Shares in U.S. aluminum and steel companies from Alcoa Corp. to Nucor Corp. surged after the U.S. Commerce Department recommended that President Donald Trump impose a range of restrictions on imports from tariffs to quotas.
In a briefing with reporters on Friday over the results of his department’s investigation, Commerce Secretary Wilbur Ross proposed a 24 percent global tariff on steel shipments coming into the U.S. and a 7.7 percent duty on aluminum imports.
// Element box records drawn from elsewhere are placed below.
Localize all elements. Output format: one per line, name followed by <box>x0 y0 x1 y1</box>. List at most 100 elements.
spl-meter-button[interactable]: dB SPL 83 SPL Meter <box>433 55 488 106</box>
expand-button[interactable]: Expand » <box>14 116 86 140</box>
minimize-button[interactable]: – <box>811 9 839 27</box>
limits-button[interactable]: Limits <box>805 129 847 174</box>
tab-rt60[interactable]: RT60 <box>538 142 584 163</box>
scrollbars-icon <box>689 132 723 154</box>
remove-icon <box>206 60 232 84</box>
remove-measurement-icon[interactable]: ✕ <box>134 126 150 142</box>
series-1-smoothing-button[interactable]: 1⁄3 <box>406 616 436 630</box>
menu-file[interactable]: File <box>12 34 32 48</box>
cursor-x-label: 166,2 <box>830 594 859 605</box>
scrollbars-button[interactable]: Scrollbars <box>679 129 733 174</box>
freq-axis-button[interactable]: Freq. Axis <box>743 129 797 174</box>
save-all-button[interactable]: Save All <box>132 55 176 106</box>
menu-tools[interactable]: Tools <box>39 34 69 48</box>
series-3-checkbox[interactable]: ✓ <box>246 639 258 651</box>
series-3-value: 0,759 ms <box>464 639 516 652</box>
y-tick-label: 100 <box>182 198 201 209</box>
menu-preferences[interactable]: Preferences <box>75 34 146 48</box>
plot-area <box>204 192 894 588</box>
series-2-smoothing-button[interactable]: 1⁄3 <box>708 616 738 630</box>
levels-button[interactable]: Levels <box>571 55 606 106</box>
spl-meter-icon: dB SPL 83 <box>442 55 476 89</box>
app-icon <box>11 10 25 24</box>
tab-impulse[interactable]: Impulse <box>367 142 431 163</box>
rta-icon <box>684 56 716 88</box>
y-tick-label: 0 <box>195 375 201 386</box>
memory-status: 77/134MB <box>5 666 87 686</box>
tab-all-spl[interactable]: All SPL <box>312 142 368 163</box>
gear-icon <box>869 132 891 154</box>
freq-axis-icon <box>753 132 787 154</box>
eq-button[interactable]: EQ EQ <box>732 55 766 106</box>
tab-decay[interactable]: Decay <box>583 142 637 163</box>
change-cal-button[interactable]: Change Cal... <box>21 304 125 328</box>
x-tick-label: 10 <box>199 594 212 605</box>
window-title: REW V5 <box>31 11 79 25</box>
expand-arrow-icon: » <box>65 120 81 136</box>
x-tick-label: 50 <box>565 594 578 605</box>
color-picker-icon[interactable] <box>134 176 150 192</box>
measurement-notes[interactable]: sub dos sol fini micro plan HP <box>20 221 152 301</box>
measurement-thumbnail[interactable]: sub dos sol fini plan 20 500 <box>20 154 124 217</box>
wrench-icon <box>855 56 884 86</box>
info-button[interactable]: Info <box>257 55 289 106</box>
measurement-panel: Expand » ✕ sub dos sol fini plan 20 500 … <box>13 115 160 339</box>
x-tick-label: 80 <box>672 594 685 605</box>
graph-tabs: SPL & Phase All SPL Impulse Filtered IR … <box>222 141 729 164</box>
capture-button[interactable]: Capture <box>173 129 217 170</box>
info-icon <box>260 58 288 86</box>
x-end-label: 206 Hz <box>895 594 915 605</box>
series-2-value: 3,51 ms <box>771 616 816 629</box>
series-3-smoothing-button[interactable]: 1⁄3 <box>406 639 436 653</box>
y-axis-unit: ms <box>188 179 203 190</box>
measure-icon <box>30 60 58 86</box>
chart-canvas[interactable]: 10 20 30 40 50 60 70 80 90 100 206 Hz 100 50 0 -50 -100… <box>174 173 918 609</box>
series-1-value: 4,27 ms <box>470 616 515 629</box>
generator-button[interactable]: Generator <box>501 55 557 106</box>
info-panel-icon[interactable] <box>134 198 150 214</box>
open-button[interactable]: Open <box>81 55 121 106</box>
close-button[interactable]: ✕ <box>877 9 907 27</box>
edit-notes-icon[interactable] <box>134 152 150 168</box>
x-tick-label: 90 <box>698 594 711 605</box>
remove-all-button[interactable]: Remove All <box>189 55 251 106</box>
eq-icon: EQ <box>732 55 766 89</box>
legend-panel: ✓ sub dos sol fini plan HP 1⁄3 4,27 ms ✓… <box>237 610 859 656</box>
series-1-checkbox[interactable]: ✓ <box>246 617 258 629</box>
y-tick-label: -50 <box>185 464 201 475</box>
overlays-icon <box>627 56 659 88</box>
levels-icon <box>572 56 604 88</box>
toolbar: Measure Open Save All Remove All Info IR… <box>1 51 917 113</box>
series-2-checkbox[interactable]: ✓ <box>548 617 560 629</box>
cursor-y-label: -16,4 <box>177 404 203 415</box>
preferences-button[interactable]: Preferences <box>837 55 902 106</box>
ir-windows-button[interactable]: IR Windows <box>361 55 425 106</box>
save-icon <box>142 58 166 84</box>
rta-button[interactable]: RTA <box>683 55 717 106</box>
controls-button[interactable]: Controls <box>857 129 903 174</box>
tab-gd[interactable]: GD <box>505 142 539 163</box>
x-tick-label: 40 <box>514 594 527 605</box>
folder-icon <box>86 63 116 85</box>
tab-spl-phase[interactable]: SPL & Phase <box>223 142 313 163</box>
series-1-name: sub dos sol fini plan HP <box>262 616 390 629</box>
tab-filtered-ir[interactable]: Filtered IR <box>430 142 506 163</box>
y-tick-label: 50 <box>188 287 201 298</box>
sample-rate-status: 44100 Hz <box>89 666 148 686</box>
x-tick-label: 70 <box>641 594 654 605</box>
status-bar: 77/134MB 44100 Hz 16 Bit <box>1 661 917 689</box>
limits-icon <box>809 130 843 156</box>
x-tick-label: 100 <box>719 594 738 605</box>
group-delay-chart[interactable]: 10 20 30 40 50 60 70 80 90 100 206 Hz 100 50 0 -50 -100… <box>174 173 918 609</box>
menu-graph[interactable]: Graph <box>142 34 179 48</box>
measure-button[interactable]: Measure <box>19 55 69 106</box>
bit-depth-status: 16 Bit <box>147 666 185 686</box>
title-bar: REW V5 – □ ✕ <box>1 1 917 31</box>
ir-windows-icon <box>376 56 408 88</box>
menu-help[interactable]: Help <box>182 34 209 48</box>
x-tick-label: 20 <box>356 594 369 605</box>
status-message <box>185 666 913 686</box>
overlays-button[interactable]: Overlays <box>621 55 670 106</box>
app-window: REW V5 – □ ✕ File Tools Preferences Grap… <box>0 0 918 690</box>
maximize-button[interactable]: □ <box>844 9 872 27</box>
Trump has the latitude to choose between these types of options or even enter talks with producers to find solutions.
The recommendations pushed up Century Aluminum Co. as much as 11 percent, while Alcoa gained 5.5 percent. Aluminum on the London Metal Exchange rose as much as 2.4 percent as of 5:15 p.m. in London.
Among steelmakers, Nucor, the largest American producer, climbed almost 6 percent, the biggest intraday increase since November 2016. U.S. Steel Corp. advanced 13 percent, the most since November.
Trump instructed the Commerce Department last year to probe whether imports of steel and aluminum represent a threat to U.S. national security. The investigation took place under the seldom-used Section 232 of the Trade Expansion Act of 1962. Commerce Secretary Wilbur Ross last month submitted his department’s final reports to Trump on steel and aluminum.